Brusquement, il changea de ton et s’enquit d’une façon presque obséquieuse :

— Est-ce que Madame la Princesse désire encore savoir quelque chose ?

Un sursaut de volonté arracha Marianne à l’espèce d’envoûtement où l’avait plongée l’intendant. Elle rougit violemment sous le regard insolent dont il l’enveloppait et qui la détaillait avec hardiesse, et elle voulut rendre coup pour coup. Le toisant avec hauteur, elle riposta :

— Oui. Avez-vous été, vous aussi, l’amant de cette femme... puisqu’elle aimait tant les paysans ?

Il n’hésita même pas. Du ton du triomphe il lança :

— Mais... oui, Madame... et croyez-moi, je ne pourrai jamais oublier les heures que je lui dois !
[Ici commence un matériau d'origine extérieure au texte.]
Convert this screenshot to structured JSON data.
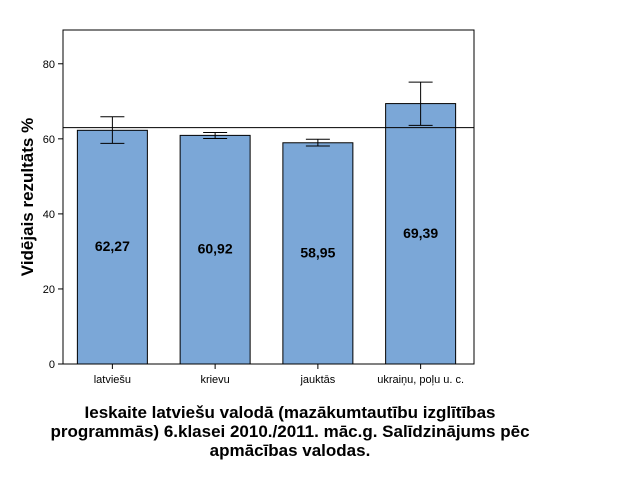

Incapable de contenir plus longtemps son indignation, Marianne préféra lui indiquer, du geste, qu’elle n’avait plus besoin de lui. Mais, demeurée seule, elle s’effondra et resta un long moment prostrée sur son siège, cherchant à maîtriser la panique qui s’élevait en elle. Toute la beauté de ce domaine où un instant elle avait trouvé calme et joie tranquille lui semblait maintenant viciée, souillée, défigurée par le souvenir de la femme démoniaque qui l’avait à ce point marqué de son empreinte. En évoquant la silhouette sombre du cavalier qui, cette nuit, montait Ilderim, cette image de noblesse naturelle qu’offraient l’homme et la bête, elle se sentit soulevée de pitié, car elle avait l’impression qu’entre le prince et la malédiction qui l’accablait c’était une lutte sans cesse recommencée, toujours perdue, toujours reprise. Elle dut faire appel à toute sa raison pour ne pas demander, sur l’heure, ses bagages, sa voiture, pour ne pas fuir sans plus tarder vers la France. Il n’était jusqu’au bruit des cascades qui ne lui parût chargé de menaces...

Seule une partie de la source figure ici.